WASHINGTON — Three universities testing Amazon's Kindle in the classroom have agreed to shelve the electronic book readers until they are fully functional for blind students, under a deal struck Wednesday with the Justice Department.
The legal settlements were made with Pace University in New York, Case Western Reserve University in Cleveland, and Reed College in Portland, Ore.
Two organizations representing the blind had sued after universities announced a pilot program to use the Kindle in classrooms.
Officials say the version of the Kindle being used in the pilot program has a text-to-speech function, but the device's menu does not, so it is impossible for blind students to navigate through different electronic books or within an electronic book.
The agreement takes effect as soon as the spring semester ends — giving the schools time to finish the pilot project with the Kindles, but preventing them from continuing or expanding their use until the blind and visually impaired can use them as easily as students who can see.
The agreement covers other similar electronic book readers, including those made by Sony and bookseller Barnes & Noble.

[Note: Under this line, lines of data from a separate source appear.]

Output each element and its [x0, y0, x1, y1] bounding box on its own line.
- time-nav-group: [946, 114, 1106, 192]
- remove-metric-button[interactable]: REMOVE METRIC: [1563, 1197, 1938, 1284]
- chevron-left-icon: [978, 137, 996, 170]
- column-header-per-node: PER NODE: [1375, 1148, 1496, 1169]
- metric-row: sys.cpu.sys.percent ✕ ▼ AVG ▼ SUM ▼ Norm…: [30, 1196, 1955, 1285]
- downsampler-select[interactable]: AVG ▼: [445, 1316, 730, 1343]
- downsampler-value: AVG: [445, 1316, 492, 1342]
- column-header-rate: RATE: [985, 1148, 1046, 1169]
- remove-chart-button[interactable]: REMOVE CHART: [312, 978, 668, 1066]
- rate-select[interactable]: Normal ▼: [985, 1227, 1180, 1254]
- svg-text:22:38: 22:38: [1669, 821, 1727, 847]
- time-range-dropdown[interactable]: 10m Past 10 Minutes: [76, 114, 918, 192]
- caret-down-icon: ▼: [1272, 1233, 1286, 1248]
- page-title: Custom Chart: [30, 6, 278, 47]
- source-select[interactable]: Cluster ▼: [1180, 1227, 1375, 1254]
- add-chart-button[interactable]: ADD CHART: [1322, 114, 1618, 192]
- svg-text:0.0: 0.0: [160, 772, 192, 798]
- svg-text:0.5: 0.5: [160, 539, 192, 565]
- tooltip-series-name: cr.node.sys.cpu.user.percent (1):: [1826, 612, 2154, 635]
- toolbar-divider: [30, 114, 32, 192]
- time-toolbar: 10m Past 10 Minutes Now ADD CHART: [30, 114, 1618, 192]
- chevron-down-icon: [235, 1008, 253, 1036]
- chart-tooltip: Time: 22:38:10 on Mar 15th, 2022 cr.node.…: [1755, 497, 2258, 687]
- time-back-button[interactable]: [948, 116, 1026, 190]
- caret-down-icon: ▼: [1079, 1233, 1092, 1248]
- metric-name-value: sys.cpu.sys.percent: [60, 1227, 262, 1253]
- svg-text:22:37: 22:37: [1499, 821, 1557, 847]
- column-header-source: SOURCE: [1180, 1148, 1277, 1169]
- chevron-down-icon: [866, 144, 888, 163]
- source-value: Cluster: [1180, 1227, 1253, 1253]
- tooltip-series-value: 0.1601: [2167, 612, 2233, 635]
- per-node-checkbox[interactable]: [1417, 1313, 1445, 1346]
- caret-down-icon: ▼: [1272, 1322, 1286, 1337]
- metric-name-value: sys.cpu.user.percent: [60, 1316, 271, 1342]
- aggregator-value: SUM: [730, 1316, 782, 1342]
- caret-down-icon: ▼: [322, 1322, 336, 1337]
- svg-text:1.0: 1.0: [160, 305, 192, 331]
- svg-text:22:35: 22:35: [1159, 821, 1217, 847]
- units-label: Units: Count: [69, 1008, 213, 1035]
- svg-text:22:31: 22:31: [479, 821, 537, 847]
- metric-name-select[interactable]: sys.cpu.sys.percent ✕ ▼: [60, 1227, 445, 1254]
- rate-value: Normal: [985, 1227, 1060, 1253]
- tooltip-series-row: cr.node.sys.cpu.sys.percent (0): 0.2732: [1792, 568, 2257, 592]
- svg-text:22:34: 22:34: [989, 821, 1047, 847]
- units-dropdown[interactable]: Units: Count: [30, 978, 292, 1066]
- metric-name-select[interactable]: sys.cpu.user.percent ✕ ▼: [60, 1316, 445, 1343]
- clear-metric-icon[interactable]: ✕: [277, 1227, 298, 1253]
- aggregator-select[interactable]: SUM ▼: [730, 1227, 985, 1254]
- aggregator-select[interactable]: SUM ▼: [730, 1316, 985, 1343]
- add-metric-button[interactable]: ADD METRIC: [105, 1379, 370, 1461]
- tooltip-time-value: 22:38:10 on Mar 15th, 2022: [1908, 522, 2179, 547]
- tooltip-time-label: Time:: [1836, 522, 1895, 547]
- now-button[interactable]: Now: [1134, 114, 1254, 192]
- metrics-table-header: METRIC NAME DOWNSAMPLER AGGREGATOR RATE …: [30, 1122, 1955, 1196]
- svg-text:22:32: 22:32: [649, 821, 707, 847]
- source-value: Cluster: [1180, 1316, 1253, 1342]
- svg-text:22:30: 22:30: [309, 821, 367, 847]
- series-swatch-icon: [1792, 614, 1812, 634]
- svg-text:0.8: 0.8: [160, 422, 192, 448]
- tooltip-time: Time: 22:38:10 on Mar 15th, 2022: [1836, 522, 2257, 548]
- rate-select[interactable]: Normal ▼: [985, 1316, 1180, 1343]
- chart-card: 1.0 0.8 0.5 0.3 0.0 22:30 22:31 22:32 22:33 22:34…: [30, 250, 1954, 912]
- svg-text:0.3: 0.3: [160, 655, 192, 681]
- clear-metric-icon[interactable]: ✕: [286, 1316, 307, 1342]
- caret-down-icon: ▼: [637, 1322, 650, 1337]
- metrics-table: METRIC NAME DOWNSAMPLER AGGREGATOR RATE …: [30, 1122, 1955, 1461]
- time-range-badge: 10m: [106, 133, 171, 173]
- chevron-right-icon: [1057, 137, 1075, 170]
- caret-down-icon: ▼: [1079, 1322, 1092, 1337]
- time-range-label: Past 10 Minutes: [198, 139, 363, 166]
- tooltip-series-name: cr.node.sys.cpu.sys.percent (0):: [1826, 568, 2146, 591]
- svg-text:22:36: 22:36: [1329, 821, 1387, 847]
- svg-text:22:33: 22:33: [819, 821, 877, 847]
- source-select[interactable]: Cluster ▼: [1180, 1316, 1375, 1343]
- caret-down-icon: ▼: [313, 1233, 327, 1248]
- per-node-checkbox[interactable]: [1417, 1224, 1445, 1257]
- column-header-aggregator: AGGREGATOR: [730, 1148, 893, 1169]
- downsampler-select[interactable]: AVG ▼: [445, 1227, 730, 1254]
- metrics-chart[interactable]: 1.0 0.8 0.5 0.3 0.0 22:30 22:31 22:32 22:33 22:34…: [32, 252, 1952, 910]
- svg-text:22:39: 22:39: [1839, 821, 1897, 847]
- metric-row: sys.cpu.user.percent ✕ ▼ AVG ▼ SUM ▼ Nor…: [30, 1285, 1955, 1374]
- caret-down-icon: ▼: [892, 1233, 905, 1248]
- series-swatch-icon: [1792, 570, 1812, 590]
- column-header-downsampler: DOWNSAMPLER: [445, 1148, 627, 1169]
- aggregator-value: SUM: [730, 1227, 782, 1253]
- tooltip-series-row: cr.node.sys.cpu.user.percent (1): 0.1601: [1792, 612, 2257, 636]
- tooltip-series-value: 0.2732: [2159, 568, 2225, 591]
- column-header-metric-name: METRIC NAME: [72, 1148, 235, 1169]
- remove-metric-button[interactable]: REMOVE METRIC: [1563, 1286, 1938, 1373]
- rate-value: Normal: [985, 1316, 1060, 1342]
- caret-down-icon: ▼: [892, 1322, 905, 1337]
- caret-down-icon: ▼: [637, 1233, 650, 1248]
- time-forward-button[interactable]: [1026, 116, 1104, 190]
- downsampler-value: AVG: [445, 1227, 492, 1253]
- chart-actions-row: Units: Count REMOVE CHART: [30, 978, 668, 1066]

"Advancing technology is systematically changing the way universities approach education, but we must be sure that emerging technologies offer individuals with disabilities the same opportunities as other students," Assistant Attorney General Thomas Perez said in a statement. "These agreements underscore the importance of full and equal educational opportunities for everyone."
The Justice Department's civil rights division began examining the issue to see if the use of Kindles or other e-readers violated the Americans with Disabilities Act.
The announcement of the settlement comes two days after a similar deal was struck with Arizona State University.
Last June, the National Federation of the Blind and the American Council of the Blind joined a blind ASU student in suing Arizona State, alleging that the Kindle's inaccessibility to blind students constituted a violation of federal law.